Unlike some of their mainstream media colleagues, editors at the Weekly Standard exhibit no angst about Ben Carson’s substantive changes at the U.S. Department of Housing and Urban Development.

Readers may draw their own conclusions about the merits or deficiencies of the [New York] Times story. In any case, it arises from a commonplace phenomenon that goes something like this: The new administration interprets its mission differently from the previous administration; bureaucrats accustomed to the former way of doing things take their complaints to the New York Times; the paper publishes a story about the new agency’s scandalous betrayal of its mission.

Fair enough, but forgive us if we fail to be outraged.

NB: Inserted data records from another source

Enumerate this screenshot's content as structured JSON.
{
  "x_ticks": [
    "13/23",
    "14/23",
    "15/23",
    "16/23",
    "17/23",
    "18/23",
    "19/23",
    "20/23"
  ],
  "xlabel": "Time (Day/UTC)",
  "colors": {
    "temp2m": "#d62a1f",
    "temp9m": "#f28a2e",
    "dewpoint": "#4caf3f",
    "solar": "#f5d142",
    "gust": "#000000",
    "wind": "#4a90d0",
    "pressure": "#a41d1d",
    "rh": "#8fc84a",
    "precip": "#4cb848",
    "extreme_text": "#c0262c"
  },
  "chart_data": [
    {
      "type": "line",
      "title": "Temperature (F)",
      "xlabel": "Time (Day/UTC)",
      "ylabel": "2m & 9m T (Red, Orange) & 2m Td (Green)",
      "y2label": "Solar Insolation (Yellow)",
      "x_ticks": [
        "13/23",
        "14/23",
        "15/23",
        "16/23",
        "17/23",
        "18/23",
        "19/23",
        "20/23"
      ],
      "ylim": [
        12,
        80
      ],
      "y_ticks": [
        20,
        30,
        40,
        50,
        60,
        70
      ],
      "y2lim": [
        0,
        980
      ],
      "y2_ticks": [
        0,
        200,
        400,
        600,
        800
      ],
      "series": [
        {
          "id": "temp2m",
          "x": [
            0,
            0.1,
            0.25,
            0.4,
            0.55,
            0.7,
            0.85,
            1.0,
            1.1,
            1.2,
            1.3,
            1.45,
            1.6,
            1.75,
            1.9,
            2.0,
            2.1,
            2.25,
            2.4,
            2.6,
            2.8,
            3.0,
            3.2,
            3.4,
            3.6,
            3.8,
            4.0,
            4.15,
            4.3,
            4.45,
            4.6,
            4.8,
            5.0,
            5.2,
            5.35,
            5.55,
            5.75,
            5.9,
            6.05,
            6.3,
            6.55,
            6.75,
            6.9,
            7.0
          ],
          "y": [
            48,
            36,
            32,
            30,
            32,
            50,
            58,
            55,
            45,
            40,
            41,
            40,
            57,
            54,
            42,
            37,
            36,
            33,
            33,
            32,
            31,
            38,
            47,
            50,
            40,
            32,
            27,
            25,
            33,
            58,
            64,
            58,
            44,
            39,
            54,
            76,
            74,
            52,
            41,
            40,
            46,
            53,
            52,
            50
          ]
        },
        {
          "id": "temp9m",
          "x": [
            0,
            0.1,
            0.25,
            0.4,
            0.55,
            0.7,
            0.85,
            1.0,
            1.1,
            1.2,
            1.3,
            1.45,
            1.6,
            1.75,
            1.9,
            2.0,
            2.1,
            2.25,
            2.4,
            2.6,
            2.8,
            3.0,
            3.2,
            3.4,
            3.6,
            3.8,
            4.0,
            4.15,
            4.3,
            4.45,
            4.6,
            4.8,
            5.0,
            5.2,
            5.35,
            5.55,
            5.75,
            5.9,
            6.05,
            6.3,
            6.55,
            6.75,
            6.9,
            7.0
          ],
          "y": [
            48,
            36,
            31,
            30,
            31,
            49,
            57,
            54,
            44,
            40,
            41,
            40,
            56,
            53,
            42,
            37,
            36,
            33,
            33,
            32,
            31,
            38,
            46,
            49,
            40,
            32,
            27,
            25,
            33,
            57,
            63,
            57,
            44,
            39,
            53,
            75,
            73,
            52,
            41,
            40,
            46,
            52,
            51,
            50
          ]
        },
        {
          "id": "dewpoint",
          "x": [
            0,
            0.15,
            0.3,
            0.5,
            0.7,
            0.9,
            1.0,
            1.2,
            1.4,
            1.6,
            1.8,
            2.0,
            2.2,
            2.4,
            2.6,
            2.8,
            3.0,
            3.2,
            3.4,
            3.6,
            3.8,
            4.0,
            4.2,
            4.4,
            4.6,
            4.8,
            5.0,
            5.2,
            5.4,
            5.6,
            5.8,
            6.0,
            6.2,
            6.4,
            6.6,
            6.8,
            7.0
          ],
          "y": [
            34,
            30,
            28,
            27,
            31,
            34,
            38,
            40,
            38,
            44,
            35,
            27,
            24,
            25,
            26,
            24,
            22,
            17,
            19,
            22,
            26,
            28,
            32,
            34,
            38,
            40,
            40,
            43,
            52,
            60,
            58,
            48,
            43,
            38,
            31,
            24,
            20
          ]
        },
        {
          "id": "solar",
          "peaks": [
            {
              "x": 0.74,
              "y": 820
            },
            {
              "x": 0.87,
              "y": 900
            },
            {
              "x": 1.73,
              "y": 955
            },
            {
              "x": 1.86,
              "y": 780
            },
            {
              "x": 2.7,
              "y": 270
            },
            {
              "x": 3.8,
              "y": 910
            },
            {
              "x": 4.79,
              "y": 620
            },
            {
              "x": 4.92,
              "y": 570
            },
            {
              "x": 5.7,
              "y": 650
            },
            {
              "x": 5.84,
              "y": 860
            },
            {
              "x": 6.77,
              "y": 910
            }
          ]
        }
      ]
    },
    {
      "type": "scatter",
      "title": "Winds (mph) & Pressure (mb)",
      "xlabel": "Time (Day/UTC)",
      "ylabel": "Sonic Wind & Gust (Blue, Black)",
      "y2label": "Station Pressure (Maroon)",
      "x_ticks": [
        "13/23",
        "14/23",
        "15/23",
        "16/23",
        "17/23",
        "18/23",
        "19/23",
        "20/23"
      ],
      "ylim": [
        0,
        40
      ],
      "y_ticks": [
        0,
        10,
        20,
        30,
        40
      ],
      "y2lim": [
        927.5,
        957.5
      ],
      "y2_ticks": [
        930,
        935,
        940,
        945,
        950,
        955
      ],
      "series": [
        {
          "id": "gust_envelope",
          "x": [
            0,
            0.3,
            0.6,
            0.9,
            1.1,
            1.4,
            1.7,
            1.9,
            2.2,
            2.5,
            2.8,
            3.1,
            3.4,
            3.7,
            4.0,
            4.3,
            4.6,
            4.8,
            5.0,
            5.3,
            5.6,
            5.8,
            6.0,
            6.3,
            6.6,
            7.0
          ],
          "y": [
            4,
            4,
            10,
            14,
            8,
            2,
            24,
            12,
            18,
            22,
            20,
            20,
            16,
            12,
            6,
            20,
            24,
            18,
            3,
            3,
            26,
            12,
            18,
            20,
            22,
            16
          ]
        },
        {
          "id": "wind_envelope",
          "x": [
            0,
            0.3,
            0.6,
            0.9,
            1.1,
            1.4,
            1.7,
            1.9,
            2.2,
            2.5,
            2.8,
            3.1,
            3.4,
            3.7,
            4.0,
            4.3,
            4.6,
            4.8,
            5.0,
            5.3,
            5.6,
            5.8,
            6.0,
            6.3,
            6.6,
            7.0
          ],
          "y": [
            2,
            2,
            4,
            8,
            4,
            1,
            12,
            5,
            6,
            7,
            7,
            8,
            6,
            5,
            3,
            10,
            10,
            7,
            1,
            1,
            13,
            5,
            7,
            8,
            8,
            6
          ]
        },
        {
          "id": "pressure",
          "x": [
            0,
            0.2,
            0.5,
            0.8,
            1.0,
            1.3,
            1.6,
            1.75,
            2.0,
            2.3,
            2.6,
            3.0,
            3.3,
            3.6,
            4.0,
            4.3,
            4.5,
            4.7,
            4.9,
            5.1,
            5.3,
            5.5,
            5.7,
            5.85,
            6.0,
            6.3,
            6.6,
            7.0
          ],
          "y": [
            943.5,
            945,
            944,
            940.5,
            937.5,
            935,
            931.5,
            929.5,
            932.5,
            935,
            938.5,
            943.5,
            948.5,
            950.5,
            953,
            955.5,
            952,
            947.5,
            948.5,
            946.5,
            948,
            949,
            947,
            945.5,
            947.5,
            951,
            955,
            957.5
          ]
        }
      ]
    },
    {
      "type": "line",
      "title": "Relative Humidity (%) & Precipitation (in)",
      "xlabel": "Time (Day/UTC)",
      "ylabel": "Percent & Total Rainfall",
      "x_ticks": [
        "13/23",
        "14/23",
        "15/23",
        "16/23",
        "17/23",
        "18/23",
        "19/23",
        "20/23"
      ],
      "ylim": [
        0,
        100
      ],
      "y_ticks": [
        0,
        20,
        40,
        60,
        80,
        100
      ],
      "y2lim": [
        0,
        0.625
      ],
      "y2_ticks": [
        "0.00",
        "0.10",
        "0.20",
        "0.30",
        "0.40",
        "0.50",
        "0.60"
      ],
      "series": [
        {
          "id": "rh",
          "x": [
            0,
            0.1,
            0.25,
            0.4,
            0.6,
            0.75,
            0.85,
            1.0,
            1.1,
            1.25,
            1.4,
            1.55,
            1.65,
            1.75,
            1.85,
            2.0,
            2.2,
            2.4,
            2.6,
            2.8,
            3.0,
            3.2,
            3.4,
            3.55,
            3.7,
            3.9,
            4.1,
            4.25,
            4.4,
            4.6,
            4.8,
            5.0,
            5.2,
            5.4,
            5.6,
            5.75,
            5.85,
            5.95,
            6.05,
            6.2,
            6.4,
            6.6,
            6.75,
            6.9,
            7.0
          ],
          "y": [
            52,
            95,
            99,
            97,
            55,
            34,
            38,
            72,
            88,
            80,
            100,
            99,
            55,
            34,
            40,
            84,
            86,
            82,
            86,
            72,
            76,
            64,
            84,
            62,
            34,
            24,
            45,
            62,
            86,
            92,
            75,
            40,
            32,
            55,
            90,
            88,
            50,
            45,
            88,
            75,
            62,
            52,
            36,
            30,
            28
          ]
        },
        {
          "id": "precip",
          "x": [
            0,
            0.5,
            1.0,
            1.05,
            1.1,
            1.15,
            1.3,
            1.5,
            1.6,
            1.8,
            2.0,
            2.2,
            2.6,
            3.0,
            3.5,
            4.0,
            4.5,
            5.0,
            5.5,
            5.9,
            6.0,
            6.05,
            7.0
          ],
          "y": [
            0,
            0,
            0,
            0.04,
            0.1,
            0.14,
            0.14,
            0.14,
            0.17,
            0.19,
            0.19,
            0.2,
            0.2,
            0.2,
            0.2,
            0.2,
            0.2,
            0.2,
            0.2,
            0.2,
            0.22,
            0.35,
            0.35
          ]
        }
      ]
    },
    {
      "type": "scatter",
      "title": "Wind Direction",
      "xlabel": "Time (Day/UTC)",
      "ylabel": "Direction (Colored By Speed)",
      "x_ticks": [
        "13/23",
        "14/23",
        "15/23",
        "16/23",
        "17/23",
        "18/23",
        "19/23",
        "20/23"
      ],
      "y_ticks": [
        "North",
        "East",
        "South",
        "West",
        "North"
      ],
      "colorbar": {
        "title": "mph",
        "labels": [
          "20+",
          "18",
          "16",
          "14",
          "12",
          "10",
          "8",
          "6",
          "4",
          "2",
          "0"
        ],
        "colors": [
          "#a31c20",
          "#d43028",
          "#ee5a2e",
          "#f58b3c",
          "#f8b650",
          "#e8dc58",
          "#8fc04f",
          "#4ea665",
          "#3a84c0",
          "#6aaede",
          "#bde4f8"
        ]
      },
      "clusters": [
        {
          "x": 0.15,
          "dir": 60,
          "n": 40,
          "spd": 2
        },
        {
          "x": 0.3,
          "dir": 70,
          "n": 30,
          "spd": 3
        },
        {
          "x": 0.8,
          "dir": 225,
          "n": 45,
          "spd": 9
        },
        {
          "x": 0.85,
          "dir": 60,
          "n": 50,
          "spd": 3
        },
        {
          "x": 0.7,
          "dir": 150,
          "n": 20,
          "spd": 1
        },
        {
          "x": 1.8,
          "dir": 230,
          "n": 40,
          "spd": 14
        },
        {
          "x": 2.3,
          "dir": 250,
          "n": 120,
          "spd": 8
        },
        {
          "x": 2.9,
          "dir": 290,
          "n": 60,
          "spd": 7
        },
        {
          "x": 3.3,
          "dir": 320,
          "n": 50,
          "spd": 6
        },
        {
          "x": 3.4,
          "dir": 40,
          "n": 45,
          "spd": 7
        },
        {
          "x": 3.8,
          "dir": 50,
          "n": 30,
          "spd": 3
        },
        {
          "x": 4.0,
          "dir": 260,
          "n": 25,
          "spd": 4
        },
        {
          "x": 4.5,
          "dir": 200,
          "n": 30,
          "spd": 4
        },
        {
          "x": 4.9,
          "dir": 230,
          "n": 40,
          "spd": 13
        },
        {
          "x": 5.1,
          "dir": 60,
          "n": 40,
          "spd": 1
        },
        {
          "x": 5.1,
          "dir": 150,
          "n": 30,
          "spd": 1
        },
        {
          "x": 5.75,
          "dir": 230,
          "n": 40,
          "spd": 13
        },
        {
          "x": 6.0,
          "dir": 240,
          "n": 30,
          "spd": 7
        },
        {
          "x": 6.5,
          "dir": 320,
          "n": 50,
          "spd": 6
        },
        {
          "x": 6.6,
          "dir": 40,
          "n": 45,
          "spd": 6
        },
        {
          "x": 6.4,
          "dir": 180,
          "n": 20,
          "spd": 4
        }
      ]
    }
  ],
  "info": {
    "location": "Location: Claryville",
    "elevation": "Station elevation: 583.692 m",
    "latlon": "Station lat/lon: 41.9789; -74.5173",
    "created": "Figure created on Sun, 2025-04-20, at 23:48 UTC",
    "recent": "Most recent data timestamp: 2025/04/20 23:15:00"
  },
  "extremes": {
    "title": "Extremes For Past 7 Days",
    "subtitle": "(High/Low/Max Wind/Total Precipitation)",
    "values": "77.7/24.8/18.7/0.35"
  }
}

In this case, Obama-era HUD officials took an expansive view of the Fair Housing Act of 1968, which outlawed race discrimination in housing. They considered it their duty not just to interdict clearly illegal discrimination, but to force local governments to take “proactive steps” to ensure racially integrated housing outcomes. The problem with that view, leaving aside the question of whether it’s a valid interpretation of the Fair Housing Act and the Civil Rights Act, is that people of the same race or ethnicity often prefer to live near one another. They do so because they would rather live near family and friends than near strangers. Bigotry may or may not play some part of their decision, but any fair-minded person can see that such cases admit of some ambiguity.

For the enlightened HUD of 2009-2017, however, people of the same race living in close proximity to each other is prima facie evidence of illegal race discrimination that must be countered by federal coercion. Any “segregated living pattern” is a “fair housing issue” and must be dealt with by force of law.